Obtaining a histopathological evidence for asymptomatic and possibly benign lesions was ethically questionable and hardly feasible in practice. We thus accepted the typical pattern on CT as characterizing VHs. Similarly, the diagnosis of NET metastases and the characterization of ambiguous lesions as benign was based on a medical consensus derived from all available follow-up data, as none of the patients in this subset of patients was lost to follow-up. It was therefore not possible to formally characterize the actual nature of seven benign vertebral lesions without a typical pattern on CT, which may be partly due to our choice of performing low-dose CT for PET/CT imaging.

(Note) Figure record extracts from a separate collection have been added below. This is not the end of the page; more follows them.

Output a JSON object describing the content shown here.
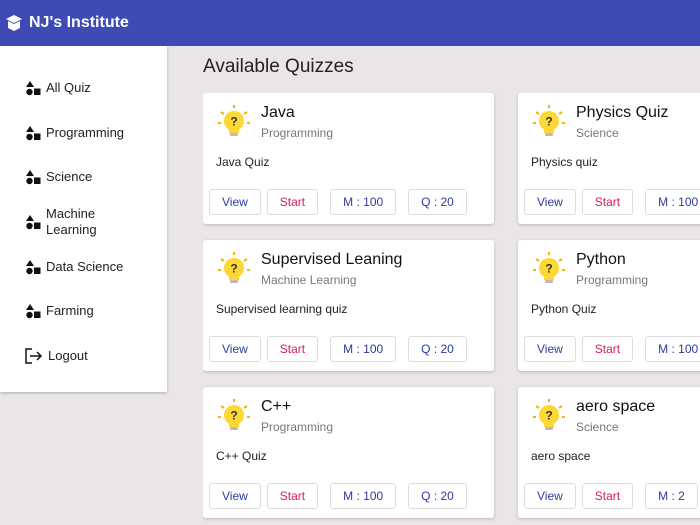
{
  "header": {
    "title": "NJ's Institute"
  },
  "sidebar": {
    "items": [
      "All Quiz",
      "Programming",
      "Science",
      "Machine Learning",
      "Data Science",
      "Farming"
    ],
    "logout": "Logout"
  },
  "main": {
    "heading": "Available Quizzes",
    "quizzes": [
      {
        "title": "Java",
        "category": "Programming",
        "description": "Java Quiz",
        "buttons": [
          "View",
          "Start",
          "M : 100",
          "Q : 20"
        ]
      },
      {
        "title": "Physics Quiz",
        "category": "Science",
        "description": "Physics quiz",
        "buttons": [
          "View",
          "Start",
          "M : 100"
        ]
      },
      {
        "title": "Supervised Leaning",
        "category": "Machine Learning",
        "description": "Supervised learning quiz",
        "buttons": [
          "View",
          "Start",
          "M : 100",
          "Q : 20"
        ]
      },
      {
        "title": "Python",
        "category": "Programming",
        "description": "Python Quiz",
        "buttons": [
          "View",
          "Start",
          "M : 100"
        ]
      },
      {
        "title": "C++",
        "category": "Programming",
        "description": "C++ Quiz",
        "buttons": [
          "View",
          "Start",
          "M : 100",
          "Q : 20"
        ]
      },
      {
        "title": "aero space",
        "category": "Science",
        "description": "aero space",
        "buttons": [
          "View",
          "Start",
          "M : 2"
        ]
      }
    ]
  }
}
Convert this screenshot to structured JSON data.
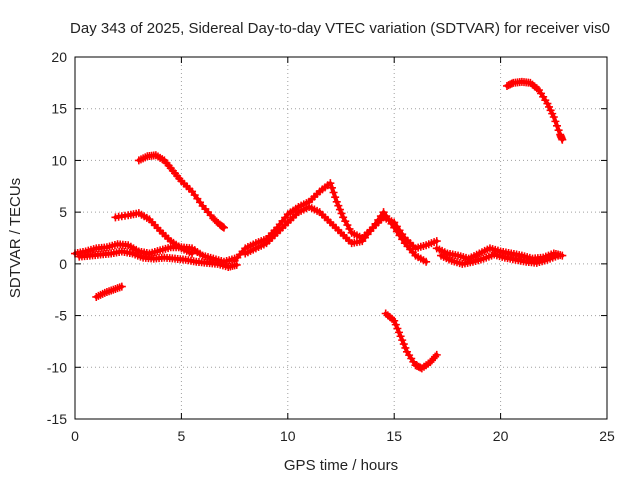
{
  "chart_data": {
    "type": "scatter",
    "title": "Day 343 of 2025, Sidereal Day-to-day VTEC variation (SDTVAR) for receiver vis0",
    "xlabel": "GPS time / hours",
    "ylabel": "SDTVAR / TECUs",
    "xlim": [
      0,
      25
    ],
    "ylim": [
      -15,
      20
    ],
    "xticks": [
      0,
      5,
      10,
      15,
      20,
      25
    ],
    "yticks": [
      -15,
      -10,
      -5,
      0,
      5,
      10,
      15,
      20
    ],
    "xtick_labels": [
      "0",
      "5",
      "10",
      "15",
      "20",
      "25"
    ],
    "ytick_labels": [
      "-15",
      "-10",
      "-5",
      "0",
      "5",
      "10",
      "15",
      "20"
    ],
    "grid": true,
    "marker_color": "#ff0000",
    "series": [
      {
        "name": "track-1",
        "points": [
          [
            0.0,
            1.0
          ],
          [
            0.5,
            1.2
          ],
          [
            1.0,
            1.5
          ],
          [
            1.5,
            1.6
          ],
          [
            2.0,
            1.9
          ],
          [
            2.5,
            1.8
          ],
          [
            3.0,
            1.2
          ],
          [
            3.5,
            1.0
          ],
          [
            4.0,
            1.3
          ],
          [
            4.5,
            1.6
          ],
          [
            5.0,
            1.6
          ],
          [
            5.5,
            1.5
          ],
          [
            6.0,
            0.8
          ],
          [
            6.5,
            0.5
          ],
          [
            7.0,
            0.2
          ],
          [
            7.5,
            0.5
          ]
        ]
      },
      {
        "name": "track-2",
        "points": [
          [
            0.2,
            0.7
          ],
          [
            0.7,
            0.8
          ],
          [
            1.2,
            0.9
          ],
          [
            1.7,
            1.0
          ],
          [
            2.2,
            1.2
          ],
          [
            2.7,
            1.0
          ],
          [
            3.2,
            0.6
          ],
          [
            3.7,
            0.5
          ],
          [
            4.2,
            0.6
          ],
          [
            4.7,
            0.5
          ],
          [
            5.2,
            0.4
          ],
          [
            5.7,
            0.2
          ],
          [
            6.2,
            0.1
          ],
          [
            6.7,
            0.0
          ],
          [
            7.2,
            -0.3
          ],
          [
            7.6,
            -0.1
          ]
        ]
      },
      {
        "name": "track-3",
        "points": [
          [
            1.0,
            -3.2
          ],
          [
            1.4,
            -2.8
          ],
          [
            1.8,
            -2.5
          ],
          [
            2.2,
            -2.2
          ]
        ]
      },
      {
        "name": "track-4",
        "points": [
          [
            1.9,
            4.5
          ],
          [
            2.5,
            4.7
          ],
          [
            3.0,
            4.9
          ],
          [
            3.5,
            4.3
          ],
          [
            4.0,
            3.2
          ],
          [
            4.5,
            2.2
          ],
          [
            5.0,
            1.5
          ],
          [
            5.5,
            1.0
          ]
        ]
      },
      {
        "name": "track-5",
        "points": [
          [
            3.0,
            10.0
          ],
          [
            3.4,
            10.4
          ],
          [
            3.8,
            10.5
          ],
          [
            4.2,
            10.0
          ],
          [
            4.6,
            9.0
          ],
          [
            5.0,
            8.0
          ],
          [
            5.5,
            7.0
          ],
          [
            6.0,
            5.6
          ],
          [
            6.5,
            4.4
          ],
          [
            6.8,
            3.8
          ],
          [
            7.0,
            3.5
          ]
        ]
      },
      {
        "name": "track-6",
        "points": [
          [
            7.5,
            0.3
          ],
          [
            8.0,
            1.5
          ],
          [
            8.5,
            2.0
          ],
          [
            9.0,
            2.4
          ],
          [
            9.5,
            3.5
          ],
          [
            10.0,
            4.8
          ],
          [
            10.5,
            5.5
          ],
          [
            11.0,
            6.0
          ],
          [
            11.5,
            7.0
          ],
          [
            12.0,
            7.8
          ],
          [
            12.3,
            6.0
          ],
          [
            12.6,
            4.5
          ],
          [
            13.0,
            3.0
          ],
          [
            13.5,
            2.5
          ],
          [
            14.0,
            3.5
          ],
          [
            14.5,
            4.5
          ],
          [
            15.0,
            4.0
          ],
          [
            15.5,
            2.5
          ],
          [
            16.0,
            1.5
          ],
          [
            16.5,
            1.8
          ],
          [
            17.0,
            2.2
          ]
        ]
      },
      {
        "name": "track-7",
        "points": [
          [
            8.0,
            1.0
          ],
          [
            8.5,
            1.5
          ],
          [
            9.0,
            2.0
          ],
          [
            9.5,
            3.0
          ],
          [
            10.0,
            4.0
          ],
          [
            10.5,
            5.0
          ],
          [
            11.0,
            5.5
          ],
          [
            11.5,
            5.0
          ],
          [
            12.0,
            4.0
          ],
          [
            12.5,
            3.0
          ],
          [
            13.0,
            2.0
          ],
          [
            13.5,
            2.2
          ],
          [
            14.0,
            3.5
          ],
          [
            14.5,
            5.0
          ],
          [
            15.0,
            3.5
          ],
          [
            15.5,
            2.0
          ],
          [
            16.0,
            0.8
          ],
          [
            16.5,
            0.2
          ]
        ]
      },
      {
        "name": "track-8",
        "points": [
          [
            14.6,
            -4.8
          ],
          [
            15.0,
            -5.5
          ],
          [
            15.3,
            -7.0
          ],
          [
            15.6,
            -8.5
          ],
          [
            16.0,
            -9.8
          ],
          [
            16.3,
            -10.1
          ],
          [
            16.7,
            -9.5
          ],
          [
            17.0,
            -8.8
          ]
        ]
      },
      {
        "name": "track-9",
        "points": [
          [
            17.0,
            1.5
          ],
          [
            17.5,
            1.0
          ],
          [
            18.0,
            0.8
          ],
          [
            18.5,
            0.5
          ],
          [
            19.0,
            1.0
          ],
          [
            19.5,
            1.5
          ],
          [
            20.0,
            1.2
          ],
          [
            20.5,
            1.0
          ],
          [
            21.0,
            0.8
          ],
          [
            21.5,
            0.5
          ],
          [
            22.0,
            0.6
          ],
          [
            22.5,
            1.0
          ],
          [
            22.9,
            0.8
          ]
        ]
      },
      {
        "name": "track-10",
        "points": [
          [
            17.2,
            0.8
          ],
          [
            17.7,
            0.3
          ],
          [
            18.2,
            0.0
          ],
          [
            18.7,
            0.2
          ],
          [
            19.2,
            0.5
          ],
          [
            19.7,
            0.9
          ],
          [
            20.2,
            0.6
          ],
          [
            20.7,
            0.4
          ],
          [
            21.2,
            0.2
          ],
          [
            21.7,
            0.1
          ],
          [
            22.2,
            0.4
          ],
          [
            22.7,
            0.8
          ]
        ]
      },
      {
        "name": "track-11",
        "points": [
          [
            20.3,
            17.2
          ],
          [
            20.6,
            17.5
          ],
          [
            21.0,
            17.6
          ],
          [
            21.4,
            17.5
          ],
          [
            21.8,
            16.8
          ],
          [
            22.2,
            15.5
          ],
          [
            22.5,
            14.2
          ],
          [
            22.8,
            12.5
          ],
          [
            22.9,
            12.0
          ]
        ]
      }
    ]
  }
}
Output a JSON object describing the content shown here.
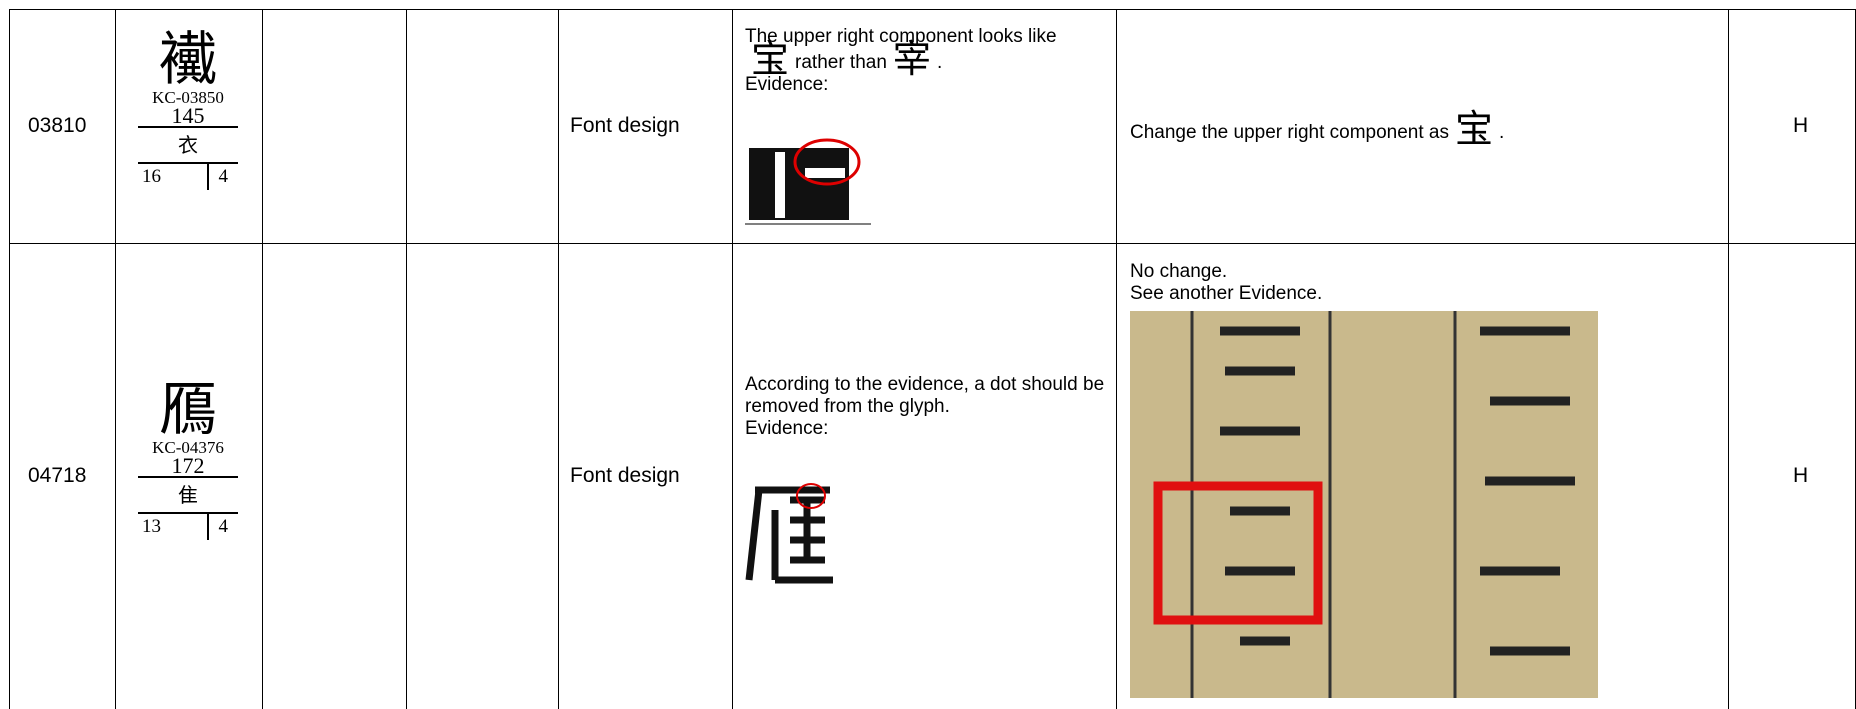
{
  "rows": [
    {
      "id": "03810",
      "glyph": "襶",
      "source": "KC-03850",
      "radical_number": "145",
      "radical": "衣",
      "strokes": "16",
      "extra_strokes": "4",
      "category": "Font design",
      "description": [
        "The upper right component looks like",
        "宝",
        "rather than",
        "宰",
        "."
      ],
      "evidence_label": "Evidence:",
      "resolution": [
        "Change the upper right component as",
        "宝",
        "."
      ],
      "priority": "H"
    },
    {
      "id": "04718",
      "glyph": "鴈",
      "source": "KC-04376",
      "radical_number": "172",
      "radical": "隹",
      "strokes": "13",
      "extra_strokes": "4",
      "category": "Font design",
      "description": [
        "According to the evidence, a dot should be removed from the glyph."
      ],
      "evidence_label": "Evidence:",
      "resolution": [
        "No change.",
        "See another Evidence."
      ],
      "priority": "H"
    }
  ]
}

Another potential limitation of this study was the retrospective analysis of the gathered data. However, examinations were acquired prospectively, with a similar technique and the same PET/CT machine and without any significant change in the imaging protocol over the time frame.

Another limitation was the fact we had to determine the cut-off values of 68Ga-DOTA-TOC uptake to differentiate between vertebral metastases and benign lesions in this series. Therefore, the values of diagnostic performance derived from the same series using those cut-off values were only indicative and potentially overestimated.

In our study, only one radiologist and one nuclear physician reviewed the PET/CTs instead of two specialists for each modality. However, since the aim was neither to compare the agreement between readings nor to compare the clinical performance of the two imaging modalities, it did not appear worthwhile to recruit two other readers for the blinded reading of the 535 scans.

Finally, as our aim was to find 68Ga-DOTA-TOC PET/CT criteria helping to characterize ambiguous vertebral SR-positive foci, the SOT was determined only for the 79 of 535 patients who had vertebral foci on PET and/or lesions on CT, but not for the whole series of patients. It was obviously possible that some patients will develop vertebral metastases during the subsequent evolution of their NET.

Conclusion

This study confirmed the high sensitivity of 68Ga-DOTA-TOC PET in detecting vertebral metastases from NET. Benign lesions like VHs with typical radiological patterns had a 68Ga-DOTA-TOC uptake higher than the normal appearing vertebrae, which may lead to false-positive results. This pitfall may be avoided by an accurate reading of the low dose CT of PET/CT, in search for typical VH pattern and also for an osteolytic pattern which appeared to be rare in case of NET metastasis, apart from cortical rupture or ill-defined limits of the lesion. Thus, combined reading of PET and CT increased the specificity of both modalities and lead to a diagnostic accuracy of 99 %.